About two years ago, or almost two years I was a part of the Gogyohka Junction. This group met online to learn about gogyohka(5 line, unrhymed poem) and create it to share with others via the Ning platform. The gogyohka form was created by Enta Kusakabe and became a fun outlet for me.
Whenever I was joyous, sad, or reflective, I signed on to my account and shared a five line poem with others. The amazing thing was many would respond using the five line format; kind of like the Japanese form of Renga in ancient days.
When the site closed down I was most unhappy, but the poetry I placed on there inspired me to write daily.
Another door clicks open.
Mating Experience with a Dream or Vision
Earlier, I mentioned that the terrains of my imagination are plush and wonderful places for fantasy; and that I still had to look for inspiration.
Well, never despair because the Creator has placed a good dose of dreams and visions in you that are stored in the core of your being. No amount of research or searching around can replace that.
You can mingle the truth with fantasy though.
Some time ago I wrote a Something(essay, flash fiction, prose, experimental?) and married it to dreams and reality. It was fun to write from the top of my head but when I reread the post I was startled by the truth hidden in there. Like a little Where’s Waldo picture book.

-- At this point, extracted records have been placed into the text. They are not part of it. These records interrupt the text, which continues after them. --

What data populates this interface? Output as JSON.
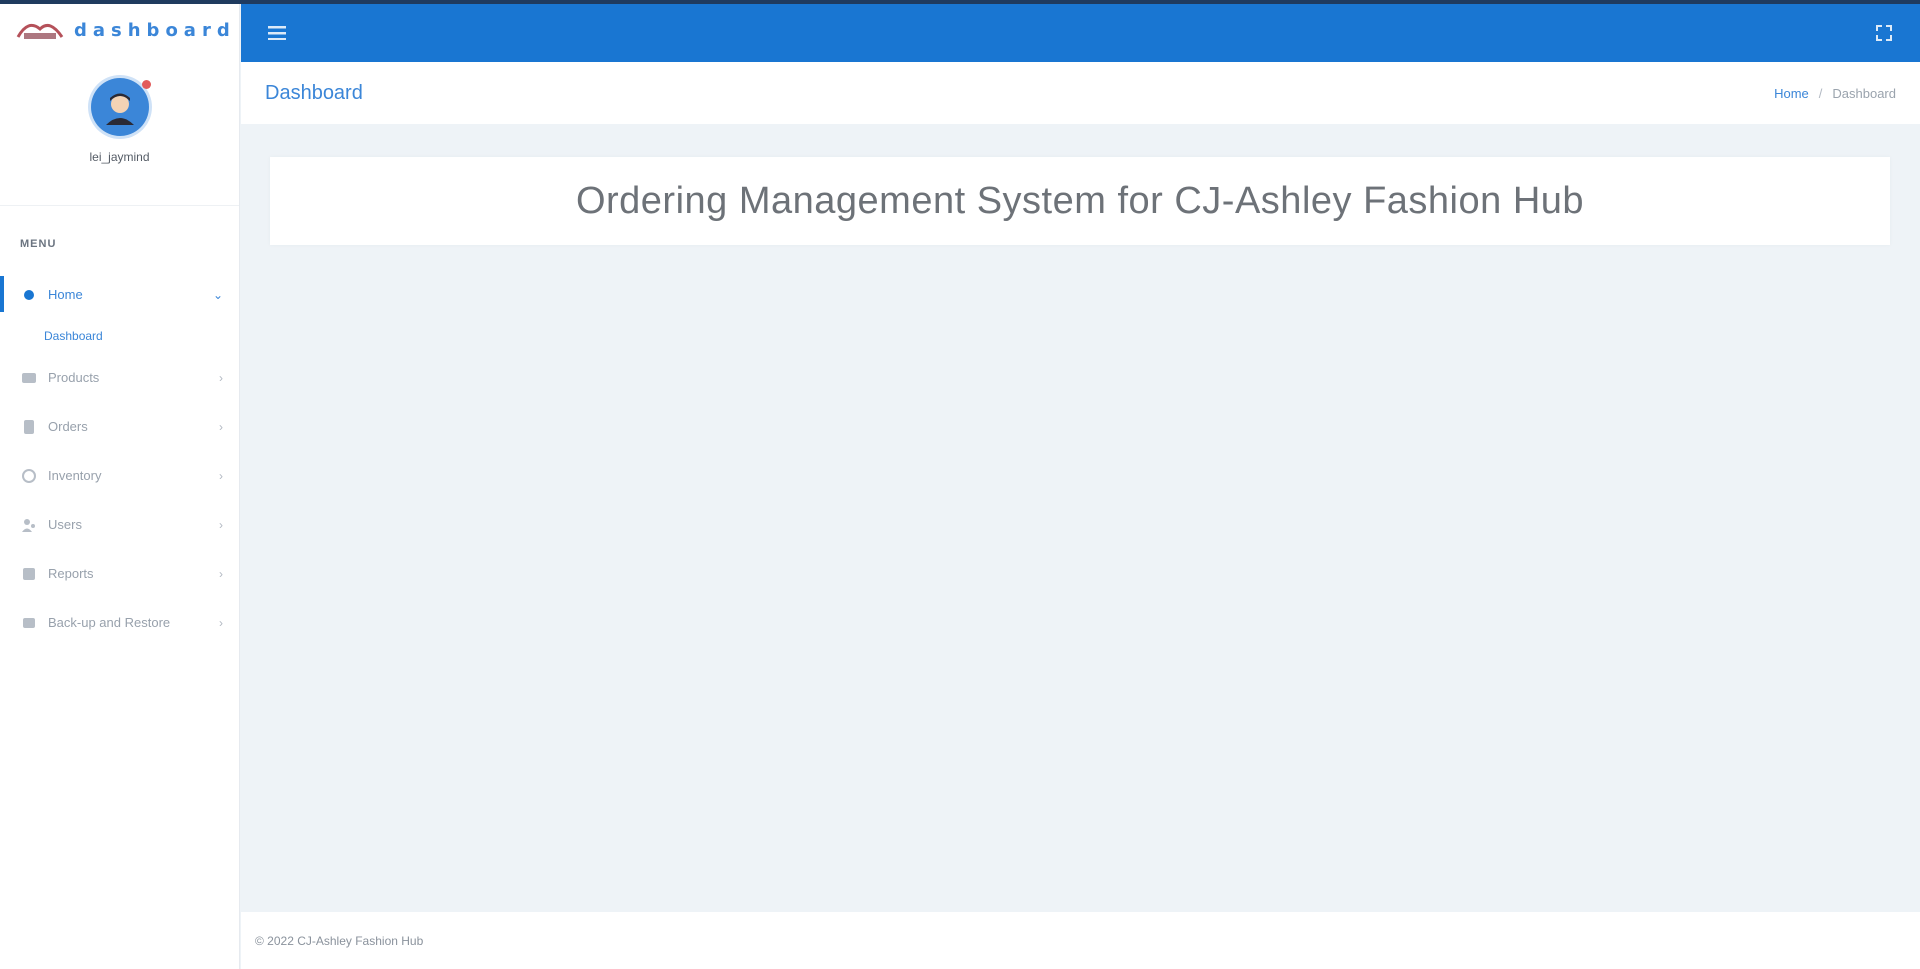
{
  "app": {
    "brand_text": "dashboard",
    "accent_color": "#1976d2"
  },
  "profile": {
    "name": "lei_jaymind"
  },
  "sidebar": {
    "menu_title": "MENU",
    "items": [
      {
        "label": "Home",
        "icon": "dot-icon",
        "active": true,
        "subitems": [
          {
            "label": "Dashboard"
          }
        ]
      },
      {
        "label": "Products",
        "icon": "products-icon",
        "active": false
      },
      {
        "label": "Orders",
        "icon": "orders-icon",
        "active": false
      },
      {
        "label": "Inventory",
        "icon": "inventory-icon",
        "active": false
      },
      {
        "label": "Users",
        "icon": "users-icon",
        "active": false
      },
      {
        "label": "Reports",
        "icon": "reports-icon",
        "active": false
      },
      {
        "label": "Back-up and Restore",
        "icon": "backup-icon",
        "active": false
      }
    ]
  },
  "topbar": {
    "menu_icon": "hamburger-icon",
    "right_icon": "expand-icon"
  },
  "page": {
    "title": "Dashboard",
    "breadcrumb": {
      "home": "Home",
      "separator": "/",
      "current": "Dashboard"
    }
  },
  "main": {
    "heading": "Ordering Management System for CJ-Ashley Fashion Hub"
  },
  "footer": {
    "text": "© 2022 CJ-Ashley Fashion Hub"
  }
}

Hopefully, by now you have realized as I have that we have been blessed with much creativity. Sometimes it takes a little work to unlock those stubborn doors so that a great poem may come out and the journey for me has been a challenge yet joyous at the same time.
Do you have a favorite form or technique for poetry? I'd love for you to share it here and we can encourage one another on the journey to poeming.